Aspirin overdose has serious consequences and is potentially lethal. Possible effects of overdose include tinnitus, abdominal pain, hypokalemia, hypoglycemia, pyrexia, hyperventilation, dysrhythmia, hypotension, hallucination, renal failure, confusion, seizure, coma, and death.

Overdose can be acute or chronic; that is, a person can overdose by taking one very large dose or smaller doses over a period of time. Acute overdose has a mortality rate of two percent. Chronic overdose is more commonly lethal with a mortality rate of 25 percent. The most common cause of death during an aspirin overdose is noncardiogenic pulmonary edema.

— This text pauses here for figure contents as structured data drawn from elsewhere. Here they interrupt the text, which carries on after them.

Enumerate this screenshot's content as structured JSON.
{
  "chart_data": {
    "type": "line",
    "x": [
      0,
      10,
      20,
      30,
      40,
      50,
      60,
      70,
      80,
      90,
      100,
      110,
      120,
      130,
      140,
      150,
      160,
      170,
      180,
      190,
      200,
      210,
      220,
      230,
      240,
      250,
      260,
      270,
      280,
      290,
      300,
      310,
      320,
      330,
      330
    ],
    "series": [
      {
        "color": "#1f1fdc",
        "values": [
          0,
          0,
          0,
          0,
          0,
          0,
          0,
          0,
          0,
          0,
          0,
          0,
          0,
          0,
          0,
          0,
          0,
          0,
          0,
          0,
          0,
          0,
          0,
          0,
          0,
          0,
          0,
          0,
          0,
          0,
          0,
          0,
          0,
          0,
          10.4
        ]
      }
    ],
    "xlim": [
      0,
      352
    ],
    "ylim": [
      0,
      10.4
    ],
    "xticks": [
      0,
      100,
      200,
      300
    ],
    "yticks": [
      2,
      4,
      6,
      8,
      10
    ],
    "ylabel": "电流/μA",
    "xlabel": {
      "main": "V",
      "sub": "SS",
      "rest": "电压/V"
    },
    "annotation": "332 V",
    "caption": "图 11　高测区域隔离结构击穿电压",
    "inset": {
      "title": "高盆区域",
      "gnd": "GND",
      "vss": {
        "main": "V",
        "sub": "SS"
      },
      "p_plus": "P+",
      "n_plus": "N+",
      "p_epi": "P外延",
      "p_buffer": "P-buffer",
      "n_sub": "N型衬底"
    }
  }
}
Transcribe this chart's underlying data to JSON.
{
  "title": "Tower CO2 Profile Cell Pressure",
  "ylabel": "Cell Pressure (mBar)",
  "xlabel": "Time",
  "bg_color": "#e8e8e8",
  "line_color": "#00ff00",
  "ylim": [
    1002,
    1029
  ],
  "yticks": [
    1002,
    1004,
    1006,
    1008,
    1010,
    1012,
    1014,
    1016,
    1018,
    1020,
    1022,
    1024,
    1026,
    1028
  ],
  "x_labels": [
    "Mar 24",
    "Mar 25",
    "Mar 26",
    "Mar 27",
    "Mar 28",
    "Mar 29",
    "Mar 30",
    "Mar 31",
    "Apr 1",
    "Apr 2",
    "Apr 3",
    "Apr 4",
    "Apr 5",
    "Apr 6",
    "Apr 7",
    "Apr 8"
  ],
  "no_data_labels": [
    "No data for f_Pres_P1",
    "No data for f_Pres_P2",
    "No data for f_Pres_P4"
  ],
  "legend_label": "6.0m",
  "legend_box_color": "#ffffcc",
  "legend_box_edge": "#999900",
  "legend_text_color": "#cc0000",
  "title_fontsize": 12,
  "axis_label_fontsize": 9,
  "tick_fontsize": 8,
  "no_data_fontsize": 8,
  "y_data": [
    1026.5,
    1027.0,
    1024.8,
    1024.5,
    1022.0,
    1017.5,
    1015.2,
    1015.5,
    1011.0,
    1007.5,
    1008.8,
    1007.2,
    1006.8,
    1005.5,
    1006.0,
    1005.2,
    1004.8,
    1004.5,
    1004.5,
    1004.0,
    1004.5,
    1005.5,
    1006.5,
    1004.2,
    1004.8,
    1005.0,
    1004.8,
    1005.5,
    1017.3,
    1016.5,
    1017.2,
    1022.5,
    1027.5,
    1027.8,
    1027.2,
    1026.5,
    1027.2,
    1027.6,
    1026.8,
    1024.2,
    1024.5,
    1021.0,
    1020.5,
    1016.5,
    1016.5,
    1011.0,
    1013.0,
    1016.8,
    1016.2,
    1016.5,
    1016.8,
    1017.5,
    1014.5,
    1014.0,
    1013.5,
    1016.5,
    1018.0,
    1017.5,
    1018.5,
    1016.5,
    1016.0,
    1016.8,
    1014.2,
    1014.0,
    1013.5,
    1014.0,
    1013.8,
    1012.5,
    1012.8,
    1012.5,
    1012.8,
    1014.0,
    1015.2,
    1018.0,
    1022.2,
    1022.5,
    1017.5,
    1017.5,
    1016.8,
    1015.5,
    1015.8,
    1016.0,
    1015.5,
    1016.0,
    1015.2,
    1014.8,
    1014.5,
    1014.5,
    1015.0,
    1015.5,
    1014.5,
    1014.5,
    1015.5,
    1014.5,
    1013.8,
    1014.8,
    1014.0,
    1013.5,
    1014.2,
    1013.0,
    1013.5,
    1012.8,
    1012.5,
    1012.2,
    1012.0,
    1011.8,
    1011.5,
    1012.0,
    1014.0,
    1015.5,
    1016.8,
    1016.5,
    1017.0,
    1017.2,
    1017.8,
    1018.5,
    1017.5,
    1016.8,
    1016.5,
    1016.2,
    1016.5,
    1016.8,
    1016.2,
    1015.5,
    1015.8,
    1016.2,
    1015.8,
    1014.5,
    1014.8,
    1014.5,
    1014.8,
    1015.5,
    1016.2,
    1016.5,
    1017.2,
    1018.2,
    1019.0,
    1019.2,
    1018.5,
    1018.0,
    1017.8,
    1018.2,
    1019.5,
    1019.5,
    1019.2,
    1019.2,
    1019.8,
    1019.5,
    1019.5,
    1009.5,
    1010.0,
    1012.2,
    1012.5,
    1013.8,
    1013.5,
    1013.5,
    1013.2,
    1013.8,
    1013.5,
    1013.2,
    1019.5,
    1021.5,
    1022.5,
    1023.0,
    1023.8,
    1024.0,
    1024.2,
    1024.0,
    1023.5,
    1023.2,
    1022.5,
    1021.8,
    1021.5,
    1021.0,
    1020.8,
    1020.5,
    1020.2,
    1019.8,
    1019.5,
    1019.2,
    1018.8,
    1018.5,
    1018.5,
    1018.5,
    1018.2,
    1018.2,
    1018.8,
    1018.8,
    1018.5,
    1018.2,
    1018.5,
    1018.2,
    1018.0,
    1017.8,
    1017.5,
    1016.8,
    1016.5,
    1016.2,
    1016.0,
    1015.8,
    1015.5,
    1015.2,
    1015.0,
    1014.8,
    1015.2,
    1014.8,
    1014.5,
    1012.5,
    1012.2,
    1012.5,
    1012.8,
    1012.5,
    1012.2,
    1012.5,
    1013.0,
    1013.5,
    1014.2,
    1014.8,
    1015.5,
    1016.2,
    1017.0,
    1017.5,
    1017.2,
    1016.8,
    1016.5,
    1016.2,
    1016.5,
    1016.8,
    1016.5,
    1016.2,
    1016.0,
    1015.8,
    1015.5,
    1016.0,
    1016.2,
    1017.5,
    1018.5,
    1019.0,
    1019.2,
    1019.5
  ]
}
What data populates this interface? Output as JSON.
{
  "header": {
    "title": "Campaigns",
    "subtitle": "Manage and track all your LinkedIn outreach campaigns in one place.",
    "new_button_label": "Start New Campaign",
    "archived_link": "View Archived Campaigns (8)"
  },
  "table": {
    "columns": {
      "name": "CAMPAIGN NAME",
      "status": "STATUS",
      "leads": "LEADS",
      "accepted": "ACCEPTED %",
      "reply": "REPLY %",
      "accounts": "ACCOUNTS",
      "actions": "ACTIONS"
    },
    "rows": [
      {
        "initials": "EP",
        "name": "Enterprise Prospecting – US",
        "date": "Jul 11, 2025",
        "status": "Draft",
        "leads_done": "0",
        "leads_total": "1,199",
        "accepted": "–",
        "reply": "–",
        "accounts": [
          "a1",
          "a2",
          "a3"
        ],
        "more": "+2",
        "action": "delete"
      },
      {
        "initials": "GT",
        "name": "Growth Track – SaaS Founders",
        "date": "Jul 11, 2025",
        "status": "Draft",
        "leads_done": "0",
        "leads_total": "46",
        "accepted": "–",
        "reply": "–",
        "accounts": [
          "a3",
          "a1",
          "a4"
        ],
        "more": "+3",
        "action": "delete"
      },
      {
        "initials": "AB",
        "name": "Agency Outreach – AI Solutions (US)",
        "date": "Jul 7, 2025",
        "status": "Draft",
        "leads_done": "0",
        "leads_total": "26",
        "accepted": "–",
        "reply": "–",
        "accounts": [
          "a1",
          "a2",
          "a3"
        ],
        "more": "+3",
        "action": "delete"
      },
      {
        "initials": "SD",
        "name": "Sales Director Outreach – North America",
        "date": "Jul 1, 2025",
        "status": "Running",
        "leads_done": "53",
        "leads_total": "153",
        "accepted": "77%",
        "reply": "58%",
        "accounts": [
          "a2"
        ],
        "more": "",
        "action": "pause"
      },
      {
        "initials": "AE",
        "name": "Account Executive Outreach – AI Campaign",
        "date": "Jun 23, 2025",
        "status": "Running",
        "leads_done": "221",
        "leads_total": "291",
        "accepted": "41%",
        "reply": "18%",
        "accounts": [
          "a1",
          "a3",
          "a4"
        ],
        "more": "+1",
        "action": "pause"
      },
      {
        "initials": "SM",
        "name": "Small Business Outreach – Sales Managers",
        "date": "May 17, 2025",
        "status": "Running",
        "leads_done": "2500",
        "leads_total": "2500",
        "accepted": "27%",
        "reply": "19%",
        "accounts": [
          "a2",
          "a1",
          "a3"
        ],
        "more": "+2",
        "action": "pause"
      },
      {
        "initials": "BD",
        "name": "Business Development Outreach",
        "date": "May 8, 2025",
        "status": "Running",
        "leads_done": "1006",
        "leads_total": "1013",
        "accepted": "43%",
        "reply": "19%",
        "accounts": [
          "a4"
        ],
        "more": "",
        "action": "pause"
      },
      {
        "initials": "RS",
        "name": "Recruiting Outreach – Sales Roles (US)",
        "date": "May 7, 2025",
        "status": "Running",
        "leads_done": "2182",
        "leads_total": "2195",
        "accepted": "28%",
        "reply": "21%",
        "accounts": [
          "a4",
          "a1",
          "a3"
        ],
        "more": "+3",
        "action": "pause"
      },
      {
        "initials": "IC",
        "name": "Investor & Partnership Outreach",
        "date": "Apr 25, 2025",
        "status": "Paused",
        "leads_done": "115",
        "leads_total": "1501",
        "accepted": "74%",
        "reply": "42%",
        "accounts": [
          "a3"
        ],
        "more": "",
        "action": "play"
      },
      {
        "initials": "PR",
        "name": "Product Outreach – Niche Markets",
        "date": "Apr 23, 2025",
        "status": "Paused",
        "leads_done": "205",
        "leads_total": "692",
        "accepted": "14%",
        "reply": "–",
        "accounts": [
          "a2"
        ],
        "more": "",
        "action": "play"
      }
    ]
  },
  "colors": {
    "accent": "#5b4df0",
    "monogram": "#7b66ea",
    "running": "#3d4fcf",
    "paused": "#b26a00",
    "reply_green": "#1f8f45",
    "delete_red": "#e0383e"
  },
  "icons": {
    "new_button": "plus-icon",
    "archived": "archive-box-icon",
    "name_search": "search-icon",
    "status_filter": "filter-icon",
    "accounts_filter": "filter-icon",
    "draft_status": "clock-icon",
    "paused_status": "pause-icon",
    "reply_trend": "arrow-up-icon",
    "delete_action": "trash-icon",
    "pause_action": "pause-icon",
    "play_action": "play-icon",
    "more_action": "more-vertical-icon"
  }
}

An acute-overdose patient must be taken to a hospital immediately. Contrary to an urban legend, one can die from eating a bottle of pills, even if they are subsequently thrown up. Treatment of an acute overdose requires ingestion of activated charcoal to neutralize the acetylsalicylic acid in the gastrointestinal tract, followed by a stomach pump with subsequent re-ingestion of activated charcoal. Patients are then monitored for at least 12 hours and typically given intravenous potassium chloride to counteract hypokalemia; sodium bicarbonate to neutralize salicylate in the blood and restore the blood's sensitive pH balance' and glucose to restore blood sugar levels. Frequent blood work is performed to check metabolic, salicylate, and blood sugar levels; arterial blood gas assessments are performed to test for respiratory alkalosis, and metabolic acidosis. If the overdose was intentional, the patient should undergo psychiatric evaluation, as with any suicide attempt.

Fifty-two deaths involving single-ingredient aspirin were reported in the United States in the year 2000 (Litovitz 2001).

References

  • Litovitz, T. L., W. Klein-Schwartz, S. White, D. J. Cobaugh, J. Youniss, J. c. Omslaer, A. Drab, and B. E. Benson. 2001. 2000 “Annual report of the American Association of Poison Control Centers Toxic Exposure Surveillance System.” Am J Emerg Med 19 (5): 337-95. PMID 11555795
  • McTavish, J. 1987. “What's in a name? Aspirin and the American Medical Association.” Bulletin of the History of Medicine 61: 364-365.
  • Rainsford, K. D. 1984. Aspirin and the Salicylates. London: Butterworths.